After a brief side trip to the mini church we finally made it to the museum and true to our expectations and amazement, this place is a showcase to almost 50 life size creations and reproductions of pre-historic creatures that lived millions of years ago.  Here is where they re-create mounted skeletons of dinosaurs using rare find fossils. The museum also features different exhibits, evolution of man, dioramas, descendant of rare plants and flora species and an actual demo of extracting embedded fossils on hardened mud and stones. It took us almost two hours to tour the entire facility after which   we had lunch at the museum’s cafeteria and bought some items at their souvenir shop.

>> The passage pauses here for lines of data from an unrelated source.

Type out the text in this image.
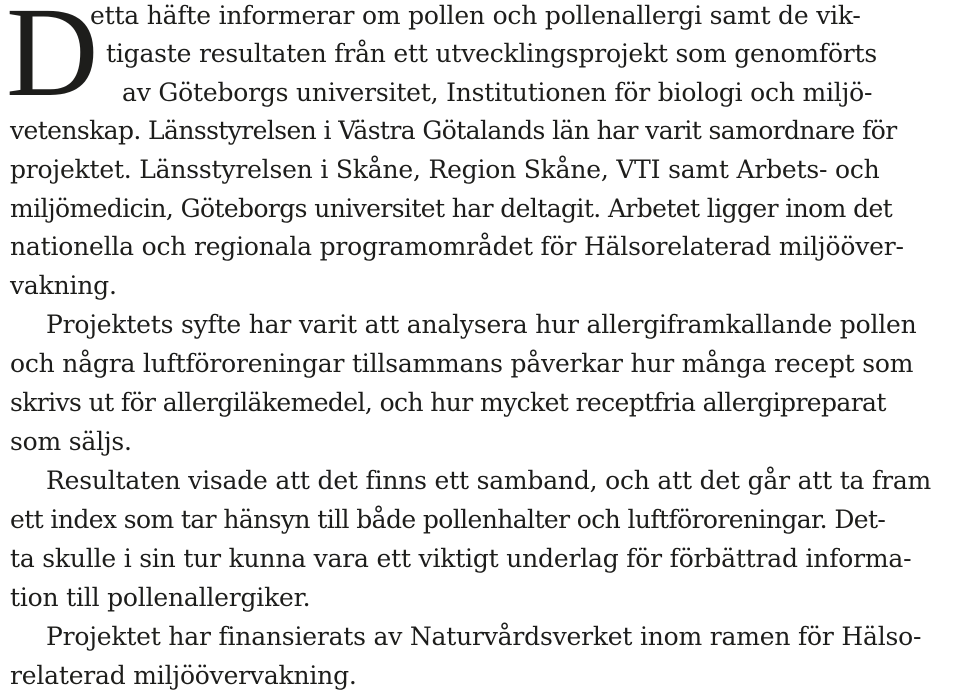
D
etta häfte informerar om pollen och pollenallergi samt de vik-
tigaste resultaten från ett utvecklingsprojekt som genomförts
av Göteborgs universitet, Institutionen för biologi och miljö-
vetenskap. Länsstyrelsen i Västra Götalands län har varit samordnare för
projektet. Länsstyrelsen i Skåne, Region Skåne, VTI samt Arbets- och
miljömedicin, Göteborgs universitet har deltagit. Arbetet ligger inom det
nationella och regionala programområdet för Hälsorelaterad miljööver-
vakning.
Projektets syfte har varit att analysera hur allergiframkallande pollen
och några luftföroreningar tillsammans påverkar hur många recept som
skrivs ut för allergiläkemedel, och hur mycket receptfria allergipreparat
som säljs.
Resultaten visade att det finns ett samband, och att det går att ta fram
ett index som tar hänsyn till både pollenhalter och luftföroreningar. Det-
ta skulle i sin tur kunna vara ett viktigt underlag för förbättrad informa-
tion till pollenallergiker.
Projektet har finansierats av Naturvårdsverket inom ramen för Hälso-
relaterad miljöövervakning.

Our group then decided to head towards downtown Drumheller, One can’t help but notice the different dinosaur replicas adorning most local establishments within the town proper but the sight to behold is the mother of all dinosaur replicas towering at a height of 86ft and 151ft long. This gigantic monstrous Godzilla-like structure has stairs inside its body leading to a view platform within its mouth.  Among the many attractions in downtown Drumheller is an Aquaplex which has an indoor and outdoor swimming pool, children’s water park and a carriage ride around downtown area.

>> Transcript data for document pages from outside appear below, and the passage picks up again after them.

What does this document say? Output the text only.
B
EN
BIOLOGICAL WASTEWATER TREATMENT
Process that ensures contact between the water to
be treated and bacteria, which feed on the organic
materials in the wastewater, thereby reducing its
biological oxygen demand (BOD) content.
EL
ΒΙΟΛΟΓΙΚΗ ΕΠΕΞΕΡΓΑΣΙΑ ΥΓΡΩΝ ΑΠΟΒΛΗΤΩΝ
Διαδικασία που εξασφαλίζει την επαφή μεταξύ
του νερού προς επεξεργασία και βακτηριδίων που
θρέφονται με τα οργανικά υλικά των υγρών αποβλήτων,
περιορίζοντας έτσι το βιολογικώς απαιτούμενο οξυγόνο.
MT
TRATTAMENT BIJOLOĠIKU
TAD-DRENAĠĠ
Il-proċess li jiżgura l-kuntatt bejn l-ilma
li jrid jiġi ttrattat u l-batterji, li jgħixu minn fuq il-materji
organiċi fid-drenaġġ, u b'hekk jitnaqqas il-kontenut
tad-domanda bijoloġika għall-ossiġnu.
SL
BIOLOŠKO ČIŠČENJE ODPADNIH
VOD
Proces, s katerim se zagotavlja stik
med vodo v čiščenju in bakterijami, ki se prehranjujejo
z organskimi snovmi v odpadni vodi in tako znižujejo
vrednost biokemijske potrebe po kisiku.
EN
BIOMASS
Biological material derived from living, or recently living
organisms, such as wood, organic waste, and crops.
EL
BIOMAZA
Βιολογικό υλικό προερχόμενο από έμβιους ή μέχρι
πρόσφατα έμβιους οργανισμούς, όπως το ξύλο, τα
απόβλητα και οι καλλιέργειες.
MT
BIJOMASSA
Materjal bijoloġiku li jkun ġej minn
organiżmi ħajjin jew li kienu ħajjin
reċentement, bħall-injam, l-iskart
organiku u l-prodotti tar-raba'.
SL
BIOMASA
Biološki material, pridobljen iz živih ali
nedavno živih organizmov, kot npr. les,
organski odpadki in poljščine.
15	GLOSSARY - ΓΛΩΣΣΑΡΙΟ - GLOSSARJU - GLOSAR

Next stop for us was the Rosedale Suspension Bridge built in 1931. This hanging bridge runs across the Red Deer River and was used in the past by miners at a nearby camp to get to and from their work.  Crossing the bridge from one end to the other can serve as a good body- balancing exercise for anyone who dares cross it.

The last leg of our Drumheller trip brought us to a magical sounding place called Hoodoos. This place is a site for strange rock formations some were shaped like giant chess pieces, others looked like humongous mushrooms. Here you can find  giant rock boulders balancing on top of each other all aligned to form odd and strange shapes. We all can’t help but wonder how those boulders ended up in such positions that form different rock formations in pure spectacle.

As we  conclude our  fun filled trip to this dinosaur land and head back home we came to realize that this  quiet and laid back town  of Drummheller has more than just a history  of a long lost world to offer but also the beauty and  serenity  of the place is truly indeed one of its  most admired treasure.